Zudem stellt sich die Frage: Handelt es sich nun um eine radikale islamische, eine radikale islamistische oder um eine radikale, militante und islamische Partei, wenn wir von der Hamas sprechen? Der Westen scheint sich darüber nicht ganz im Klaren zu sein.Völlig klar ist hingegen, dass wir mit den Palästinensern, die sich ihren Weg nach Ägypten bahnten, um sich und die Daheimgebliebenen mit den Dingen zu Versorgen, die ihnen durch Israel vorenthalten werden, nicht sympathisieren dürfen. Immerhin ist der palästinensische Ministerpräsident Mitglied der Hamas, die streng nach internationalen Terrorismus riecht und sicherlich mit dem Beschuss Israels durch Qassam-Raketen zu tun hat, auch wenn direkte Vorwürfe, seit dem Wahlsieg der Organisations-Partei, gerne unter den Teppich der Diplomatie gekehrt werden. Und selbst wenn sich herausstellen sollte, dass die politische Partei der Hamas keine direkte Kontrolle über ihren militanten Flügel hat, so hat uns der Nachrichtensprecher dennoch ausdrücklich eingebläut: „Radikal-Islamisch“, was auf alle Fälle pfui-pfui ist und dezent darauf hinweisen soll, dass alle Taten der Hamas verdammenswert sind, selbst dann, wenn sie ihrer hungernden Bevölkerung die Selbst(!)-Versorgung mit Nahrungsmittel ermöglicht.

Denn Israel ist davon überzeugt, dass es keine humanitäre Krise in den von den Palästinensern kontrollierten Gebieten gibt und Israel ist immerhin ein moderner, westlich orientierter, demokratischer Staat. Er hat also – nach unserem Dafürhalten – selbst dann recht, wenn er unrecht hat.

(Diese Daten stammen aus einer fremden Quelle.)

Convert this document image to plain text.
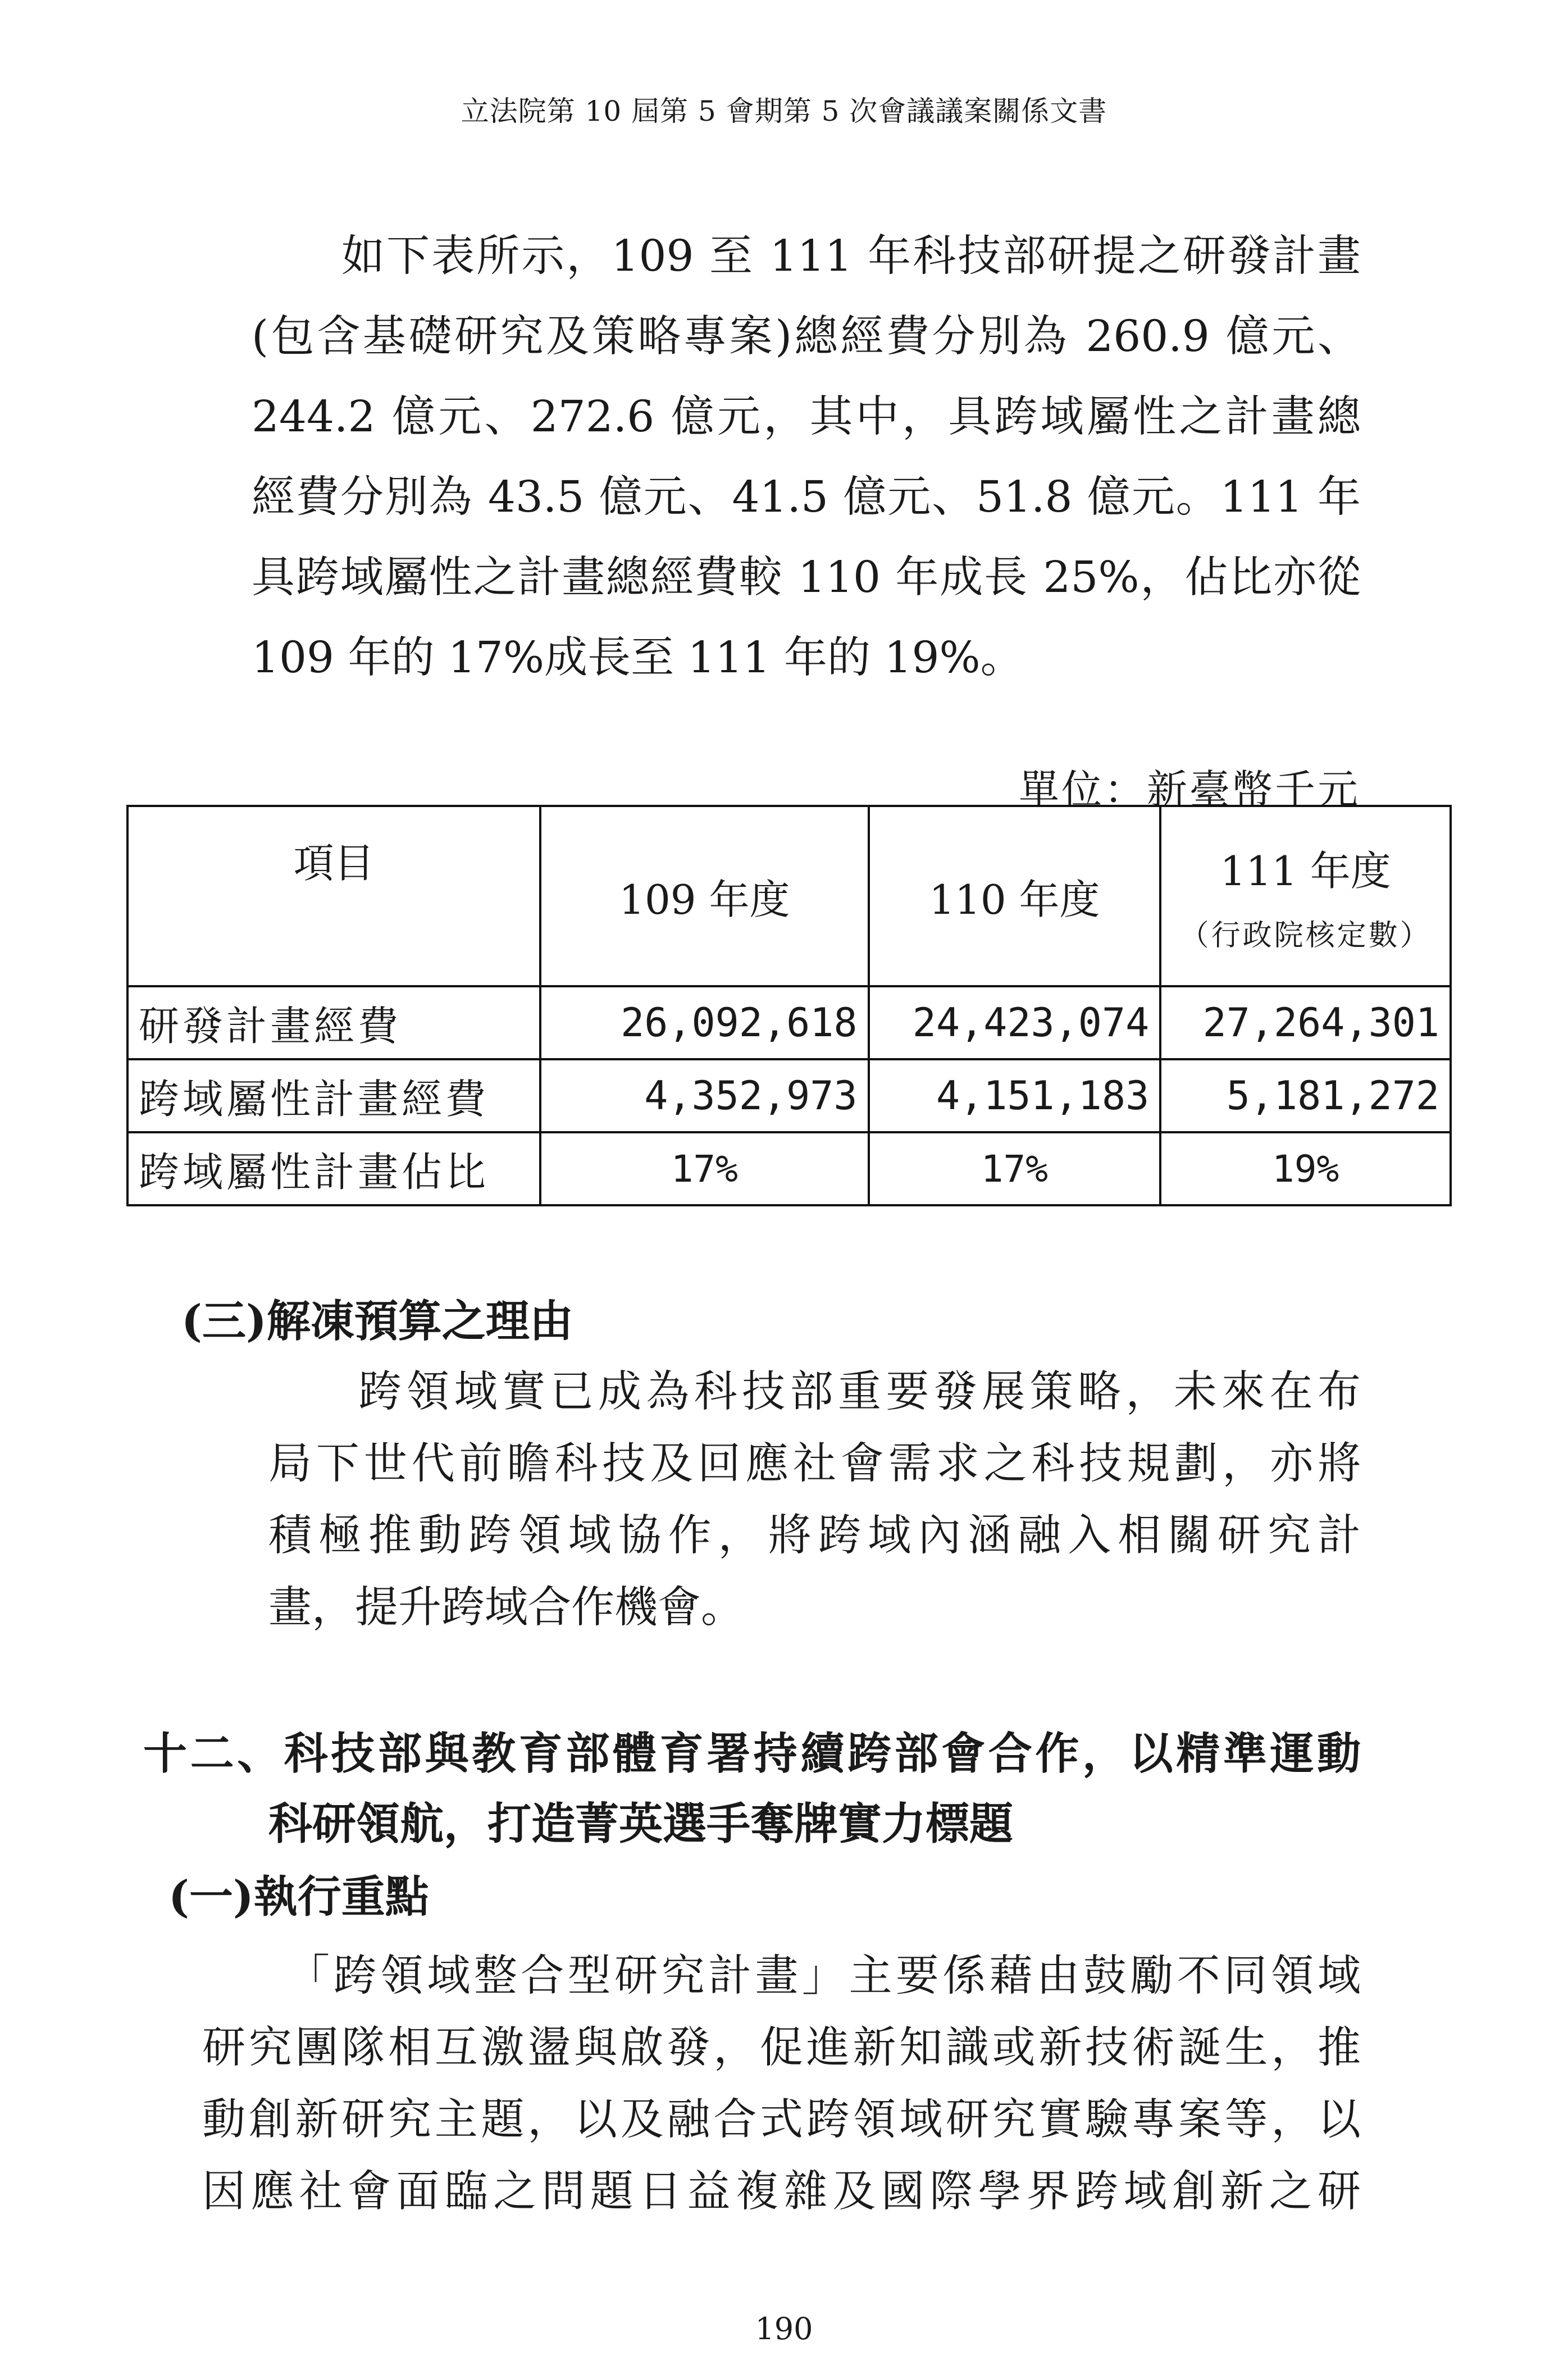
立法院第 10 屆第 5 會期第 5 次會議議案關係文書
如下表所示，109 至 111 年科技部研提之研發計畫
(包含基礎研究及策略專案)總經費分別為 260.9 億元、
244.2 億元、272.6 億元，其中，具跨域屬性之計畫總
經費分別為 43.5 億元、41.5 億元、51.8 億元。111 年
具跨域屬性之計畫總經費較 110 年成長 25%，佔比亦從
109 年的 17%成長至 111 年的 19%。
單位：新臺幣千元
項目	109 年度	110 年度	111 年度
（行政院核定數）

研發計畫經費	26,092,618	24,423,074	27,264,301
跨域屬性計畫經費	4,352,973	4,151,183	5,181,272
跨域屬性計畫佔比	17%	17%	19%
(三)解凍預算之理由
跨領域實已成為科技部重要發展策略，未來在布
局下世代前瞻科技及回應社會需求之科技規劃，亦將
積極推動跨領域協作，將跨域內涵融入相關研究計
畫，提升跨域合作機會。
十二、科技部與教育部體育署持續跨部會合作，以精準運動
科研領航，打造菁英選手奪牌實力標題
(一)執行重點
「跨領域整合型研究計畫」主要係藉由鼓勵不同領域
研究團隊相互激盪與啟發，促進新知識或新技術誕生，推
動創新研究主題，以及融合式跨領域研究實驗專案等，以
因應社會面臨之問題日益複雜及國際學界跨域創新之研
190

Nach dem Brotkrümel der autonomen Selbstverwaltung, der den Palästinensern über den Zaun ihrer Strafkolonie zugeworfen wurde, herrscht immer noch kein Frieden im Heiligen Land. Und eine demokratisch gewählte Palästinenser-Regierung kann den Raketenbeschuss auf Israel nicht verhindern. Der Konflikt geht weiter, die Sanktionen und Boykotts auf Kosten der palästinensischen Bevölkerung ebenso und natürlich auch die Reaktionen jener Menschen, die nicht genau wissen, wo sich ihre Zukunft versteckt hält – vielleicht hinter jenem Zaun, der sie zu Gefangenen in ihrem eigenen Land macht? In ihrem eigenen Land, dessen autonome Verwaltung seine Wärter gnädigerweise gestatten, in dem jedoch keine Aus- oder Einreise, keine Versorgung mit dem, was Menschen benötigen, ohne die Erlaubnis Israels möglich ist. Selbiges zürnt nun den Ägyptern, welche die Ausreißer nicht nur nicht einfingen oder – wie es vermutlich die Israelis getan hätten – niederschossen, sondern welche sie zudem gewähren ließen, ihr spärliches, aber in den Autonomiegebieten unnützes Geld im Land der Pharaonen auszugeben.
Und wahrscheinlich stößt die ägyptische Toleranz auch deshalb auf israelisches Missverständnis, da man aus jüdischer Sicht traditionellerweise aus Ägypten ins gelobte Land zieht und nicht umgekehrt. Vermutungen...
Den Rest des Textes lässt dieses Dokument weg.